Jonah sank back into his chair, his eyes fixated on the hand that gripped his arm. He couldn’t really back away from a job, and he’d never tried to, but this was too much.
“Pietro knows you,” said Mickey. “He trusts you. And I trust you. We both know you’ll get him what he needs. He requested you. By name. He thinks very highly of you.”
Jonah doubted that. Pietro called him a spineless lapdog the last time they worked together. And considering what Jonah was about to agree to, Pietro was probably right.
“Do this for me,” said Mickey, “and consider your debt settled. You’ll be free and clear and never have to do another job for me.”
Jonah raised his eyes to look Mickey in the face, bulging eye and all.
“You have my word,” said Mickey. “And you know me. I never go back on my word, do I?”
“You don’t,” said Jonah, dejected. Everything inside him screamed that this job was a mistake, but he couldn’t afford to miss the chance to get away from Mickey once and for all.
“Okay,” said Jonah. “I’ll do it.”
A grin spread across Mickey’s face. “Fantastic. Shake on it?”
Jonah nodded and took Mickey’s proffered hand.
“I appreciate this, lad,” said Mickey. “Really.”

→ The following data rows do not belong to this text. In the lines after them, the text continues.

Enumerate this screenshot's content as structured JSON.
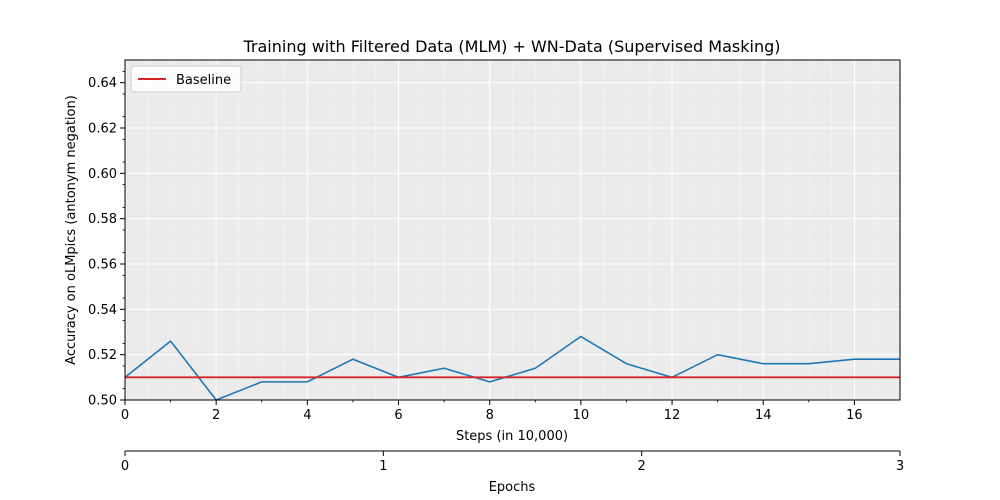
{
  "chart_data": {
    "type": "line",
    "title": "Training with Filtered Data (MLM) + WN-Data (Supervised Masking)",
    "xlabel": "Steps (in 10,000)",
    "ylabel": "Accuracy on oLMpics (antonym negation)",
    "xlim": [
      0,
      17
    ],
    "ylim": [
      0.5,
      0.65
    ],
    "x_ticks": [
      "0",
      "2",
      "4",
      "6",
      "8",
      "10",
      "12",
      "14",
      "16"
    ],
    "y_ticks": [
      "0.50",
      "0.52",
      "0.54",
      "0.56",
      "0.58",
      "0.60",
      "0.62",
      "0.64"
    ],
    "grid": true,
    "legend_position": "top-left",
    "series": [
      {
        "name": "",
        "color": "#1f77b4",
        "x": [
          0,
          1,
          2,
          3,
          4,
          5,
          6,
          7,
          8,
          9,
          10,
          11,
          12,
          13,
          14,
          15,
          16,
          17
        ],
        "values": [
          0.51,
          0.526,
          0.5,
          0.508,
          0.508,
          0.518,
          0.51,
          0.514,
          0.508,
          0.514,
          0.528,
          0.516,
          0.51,
          0.52,
          0.516,
          0.516,
          0.518,
          0.518
        ]
      }
    ],
    "baseline": {
      "name": "Baseline",
      "value": 0.51,
      "color": "#d62728"
    },
    "secondary_x_axis": {
      "label": "Epochs",
      "ticks": [
        "0",
        "1",
        "2",
        "3"
      ],
      "lim": [
        0,
        3
      ]
    }
  }
}
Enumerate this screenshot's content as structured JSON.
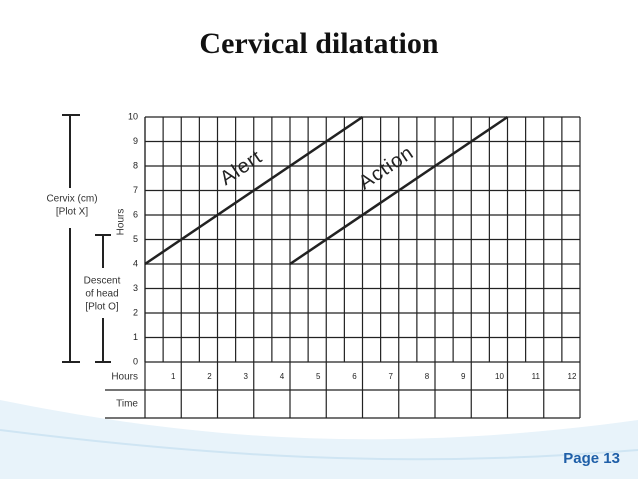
{
  "chart_data": {
    "type": "line",
    "title": "Cervical dilatation",
    "y_label": "Hours",
    "x_label": "Hours",
    "time_label": "Time",
    "cervix_label": [
      "Cervix (cm)",
      "[Plot X]"
    ],
    "descent_label": [
      "Descent",
      "of head",
      "[Plot O]"
    ],
    "series": [
      {
        "name": "Alert",
        "color": "#222222",
        "x": [
          0,
          6
        ],
        "values": [
          4,
          10
        ]
      },
      {
        "name": "Action",
        "color": "#222222",
        "x": [
          4,
          10
        ],
        "values": [
          4,
          10
        ]
      }
    ],
    "xlim": [
      0,
      12
    ],
    "ylim": [
      0,
      10
    ],
    "xticks": [
      1,
      2,
      3,
      4,
      5,
      6,
      7,
      8,
      9,
      10,
      11,
      12
    ],
    "yticks": [
      0,
      1,
      2,
      3,
      4,
      5,
      6,
      7,
      8,
      9,
      10
    ],
    "grid": true
  },
  "footer": {
    "page": "Page 13"
  }
}
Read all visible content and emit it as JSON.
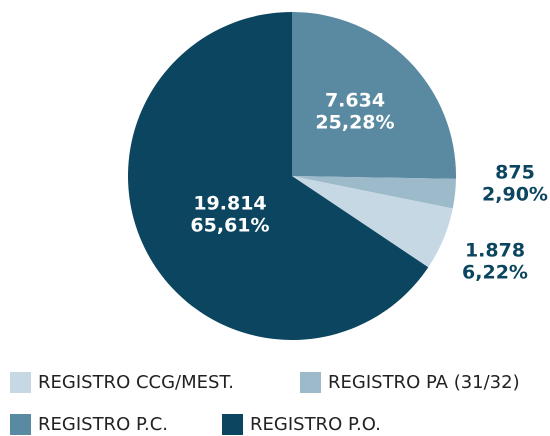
{
  "chart_data": {
    "type": "pie",
    "categories": [
      "REGISTRO P.C.",
      "REGISTRO PA (31/32)",
      "REGISTRO CCG/MEST.",
      "REGISTRO P.O."
    ],
    "values": [
      7634,
      875,
      1878,
      19814
    ],
    "value_labels": [
      "7.634",
      "875",
      "1.878",
      "19.814"
    ],
    "percents": [
      25.28,
      2.9,
      6.22,
      65.61
    ],
    "percent_labels": [
      "25,28%",
      "2,90%",
      "6,22%",
      "65,61%"
    ],
    "colors": [
      "#5a8aa1",
      "#9dbaca",
      "#c6d8e3",
      "#0c4560"
    ]
  }
}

He squeezed Jonah’s hand harder.
“Conversely, if you don’t do this, or decide you’re better off running, I will collect on my debt. Do you understand?”
Jonah swallowed and nodded.
“I didn’t hear you,” said Mickey.
“I understand,” said Jonah.
“Good,” said Mickey. He released Jonah’s hand and slapped him on the shoulder. “I’ll send all the details and the cargo to your ship.” He finished his beer and pushed away from the table.
Jonah watched as he walked up to the bar, hopped over it and proceeded to pummel the bartender into a bloody pulp. Several of the other customers pretended nothing was going on, but Jonah watched. He watched every brutal moment of it.
Satisfied that he’d made his point, Mickey stood, washed his hands in the ice bucket, climbed back over the bar without a word to anyone. He sauntered out the door, whistling as he went.
His mouth suddenly dry, Jonah took another sip of putrid beer and pushed away from the table. Slowly, he made his way to the bar. His stomach tied itself in a knot. He peered over.
The bartender lay in a puddle of beer and other fluids. His face was a bloody mess and he’d probably need reconstructive surgery. He groaned and rolled over into a fetal position. The man would live, but he would never forget that you don’t piss off Mickey “Gills” Black.